Odin laughed quietly, shaking his head slowly before he lowered his gaze and murmured: “I would be lying if I said they were pure. My hope is that they'll protect my daughter, Ymir. And my hope is that they'll protect these worlds that I owe so much to... they are all I can give to the worlds, and all I can do for my people. Do you understand that, Patriarch?”

“I do. I still remember, that fateful, foolish day... fighting Surt in Muspell, and emerging triumphant but not unscathed, to find you waiting for me. Asking to parley... but the only language you spoke came from your blade.” Ymir halted, looking down and saying softly: “I find it strange, how bitter I still am over that quarrel... knowing I would have done the same myself. We're a race of father-and-son killing bastards, Odin. But at least you're trying to protect what little you have left.”

“I could not do it without you, though, Ymir.
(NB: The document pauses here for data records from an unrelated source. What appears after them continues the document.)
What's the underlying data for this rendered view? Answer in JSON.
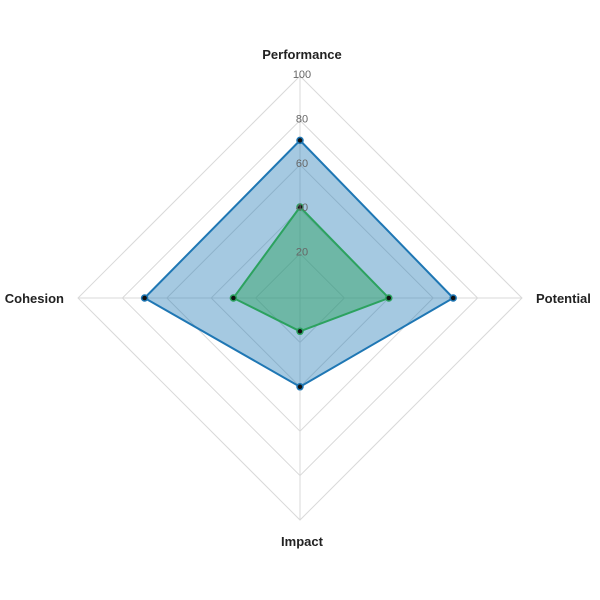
{
  "chart_data": {
    "type": "radar",
    "axes": [
      "Performance",
      "Potential",
      "Impact",
      "Cohesion"
    ],
    "rlim": [
      0,
      100
    ],
    "ticks": [
      20,
      40,
      60,
      80,
      100
    ],
    "grid": true,
    "series": [
      {
        "values": [
          71,
          69,
          40,
          70
        ],
        "color": "#1f77b4",
        "fill": "#1f77b4"
      },
      {
        "values": [
          41,
          40,
          15,
          30
        ],
        "color": "#2ca25f",
        "fill": "#2ca25f"
      }
    ]
  }
}
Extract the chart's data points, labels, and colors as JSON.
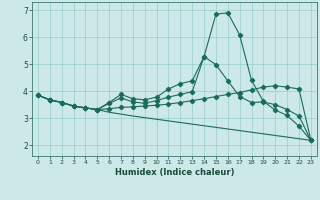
{
  "title": "",
  "xlabel": "Humidex (Indice chaleur)",
  "bg_color": "#cce8e8",
  "grid_color": "#99cccc",
  "line_color": "#1a6b5a",
  "xlim": [
    -0.5,
    23.5
  ],
  "ylim": [
    1.6,
    7.3
  ],
  "yticks": [
    2,
    3,
    4,
    5,
    6,
    7
  ],
  "xticks": [
    0,
    1,
    2,
    3,
    4,
    5,
    6,
    7,
    8,
    9,
    10,
    11,
    12,
    13,
    14,
    15,
    16,
    17,
    18,
    19,
    20,
    21,
    22,
    23
  ],
  "line1_x": [
    0,
    1,
    2,
    3,
    4,
    5,
    6,
    7,
    8,
    9,
    10,
    11,
    12,
    13,
    14,
    15,
    16,
    17,
    18,
    19,
    20,
    21,
    22,
    23
  ],
  "line1_y": [
    3.85,
    3.68,
    3.58,
    3.45,
    3.38,
    3.32,
    3.58,
    3.88,
    3.72,
    3.68,
    3.78,
    4.08,
    4.28,
    4.38,
    5.28,
    6.85,
    6.9,
    6.08,
    4.4,
    3.62,
    3.3,
    3.1,
    2.7,
    2.18
  ],
  "line2_x": [
    0,
    1,
    2,
    3,
    4,
    5,
    6,
    7,
    8,
    9,
    10,
    11,
    12,
    13,
    14,
    15,
    16,
    17,
    18,
    19,
    20,
    21,
    22,
    23
  ],
  "line2_y": [
    3.85,
    3.68,
    3.58,
    3.45,
    3.38,
    3.32,
    3.35,
    3.4,
    3.42,
    3.45,
    3.48,
    3.52,
    3.58,
    3.65,
    3.72,
    3.8,
    3.88,
    3.95,
    4.05,
    4.15,
    4.2,
    4.15,
    4.08,
    2.18
  ],
  "line3_x": [
    0,
    1,
    2,
    3,
    4,
    5,
    6,
    7,
    8,
    9,
    10,
    11,
    12,
    13,
    14,
    15,
    16,
    17,
    18,
    19,
    20,
    21,
    22,
    23
  ],
  "line3_y": [
    3.85,
    3.68,
    3.58,
    3.45,
    3.38,
    3.32,
    3.22,
    3.15,
    3.08,
    3.02,
    2.96,
    2.9,
    2.84,
    2.78,
    2.72,
    2.66,
    2.6,
    2.54,
    2.48,
    2.42,
    2.36,
    2.3,
    2.24,
    2.18
  ],
  "line4_x": [
    0,
    1,
    2,
    3,
    4,
    5,
    6,
    7,
    8,
    9,
    10,
    11,
    12,
    13,
    14,
    15,
    16,
    17,
    18,
    19,
    20,
    21,
    22,
    23
  ],
  "line4_y": [
    3.85,
    3.68,
    3.58,
    3.45,
    3.38,
    3.32,
    3.55,
    3.75,
    3.6,
    3.55,
    3.65,
    3.78,
    3.88,
    3.98,
    5.28,
    4.98,
    4.38,
    3.8,
    3.58,
    3.6,
    3.5,
    3.32,
    3.08,
    2.18
  ]
}
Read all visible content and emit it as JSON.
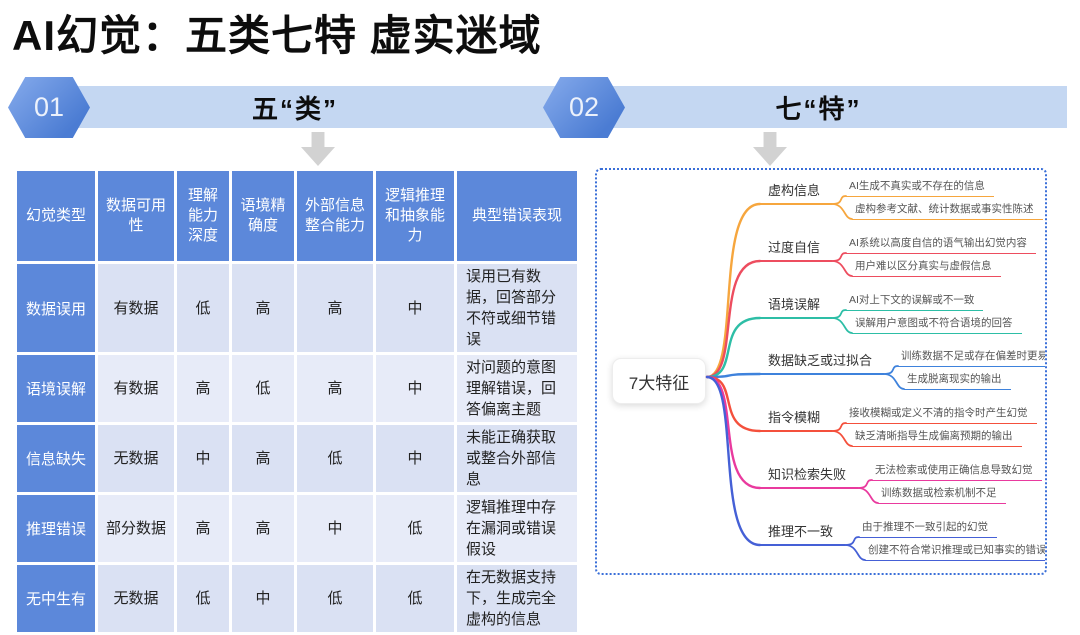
{
  "title": "AI幻觉：五类七特 虚实迷域",
  "sections": [
    {
      "number": "01",
      "label": "五“类”"
    },
    {
      "number": "02",
      "label": "七“特”"
    }
  ],
  "table": {
    "headers": [
      "幻觉类型",
      "数据可用性",
      "理解能力深度",
      "语境精确度",
      "外部信息整合能力",
      "逻辑推理和抽象能力",
      "典型错误表现"
    ],
    "rows": [
      {
        "type": "数据误用",
        "cells": [
          "有数据",
          "低",
          "高",
          "高",
          "中",
          "误用已有数据，回答部分不符或细节错误"
        ]
      },
      {
        "type": "语境误解",
        "cells": [
          "有数据",
          "高",
          "低",
          "高",
          "中",
          "对问题的意图理解错误，回答偏离主题"
        ]
      },
      {
        "type": "信息缺失",
        "cells": [
          "无数据",
          "中",
          "高",
          "低",
          "中",
          "未能正确获取或整合外部信息"
        ]
      },
      {
        "type": "推理错误",
        "cells": [
          "部分数据",
          "高",
          "高",
          "中",
          "低",
          "逻辑推理中存在漏洞或错误假设"
        ]
      },
      {
        "type": "无中生有",
        "cells": [
          "无数据",
          "低",
          "中",
          "低",
          "低",
          "在无数据支持下，生成完全虚构的信息"
        ]
      }
    ]
  },
  "mindmap": {
    "root": "7大特征",
    "topics": [
      {
        "label": "虚构信息",
        "color": "#F6A63E",
        "leaves": [
          "AI生成不真实或不存在的信息",
          "虚构参考文献、统计数据或事实性陈述"
        ]
      },
      {
        "label": "过度自信",
        "color": "#ED4D5F",
        "leaves": [
          "AI系统以高度自信的语气输出幻觉内容",
          "用户难以区分真实与虚假信息"
        ]
      },
      {
        "label": "语境误解",
        "color": "#2DBEA6",
        "leaves": [
          "AI对上下文的误解或不一致",
          "误解用户意图或不符合语境的回答"
        ]
      },
      {
        "label": "数据缺乏或过拟合",
        "color": "#3E82DC",
        "leaves": [
          "训练数据不足或存在偏差时更易发生幻觉",
          "生成脱离现实的输出"
        ]
      },
      {
        "label": "指令模糊",
        "color": "#F4503C",
        "leaves": [
          "接收模糊或定义不清的指令时产生幻觉",
          "缺乏清晰指导生成偏离预期的输出"
        ]
      },
      {
        "label": "知识检索失败",
        "color": "#E93A9E",
        "leaves": [
          "无法检索或使用正确信息导致幻觉",
          "训练数据或检索机制不足"
        ]
      },
      {
        "label": "推理不一致",
        "color": "#4560D6",
        "leaves": [
          "由于推理不一致引起的幻觉",
          "创建不符合常识推理或已知事实的错误叙述"
        ]
      }
    ]
  },
  "colors": {
    "table_blue": "#5C88DA",
    "cell_light": "#DAE1F3",
    "cell_lighter": "#E7EBF8",
    "section_bar": "#C4D7F2",
    "hex_badge": "#4B7CD3",
    "mindmap_border": "#3A6FD8",
    "arrow_gray": "#D2D2D2"
  }
}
And for that, I cannot thank you enough. You could have denied me, and used that portal to return to the world.” the old, former god said quietly, and Ymir chuckled softly and shook his head slowly.

“Returned to what? Without the Clan I died for? Without friend, or family, or reason to exist? I am no Valthrudnir, looking to sate my own ego... at least, not anymore. No, I died. I accept how I died, it was fitting, and it's in death beyond death that I seem to have found my calling.” The Frost Giant smiled a little, looking down at He Of Many Countless Faces, squeezing the child's shoulder gently. “Now you, little one. I know it's strange, to be in a place where you know this is the end, and there's nothing more for you. But believe you me: there's no better time than now to find how you fit into the grand puzzle. But stay with us, and you'll understand.”

He Of Many Countless Faces only looked up, but Ymir smiled and shrugged, and then Odin reached out and gently touched the entity's arm, saying softly: “The depth of honor is shown in the mercies you do not wish to give. That is the first lesson you have been taught from Brynhild and her husband. Now, learn from us old fools who were once more like you than you may believe. Town will always need a caretaker... Inky, did Brynhild call you? Well, let us teach you, and we will see what you can learn.”

The entity only looked back and forth, in clear confusion... and yet all the same, Ymir and Odin both smiled. Strange as the creature was... they had taught stranger, and stronger, and weaker all alike. And they would continue to teach, whether their students learned or not, until someone came to take their place, and teach new generations not to follow old follies.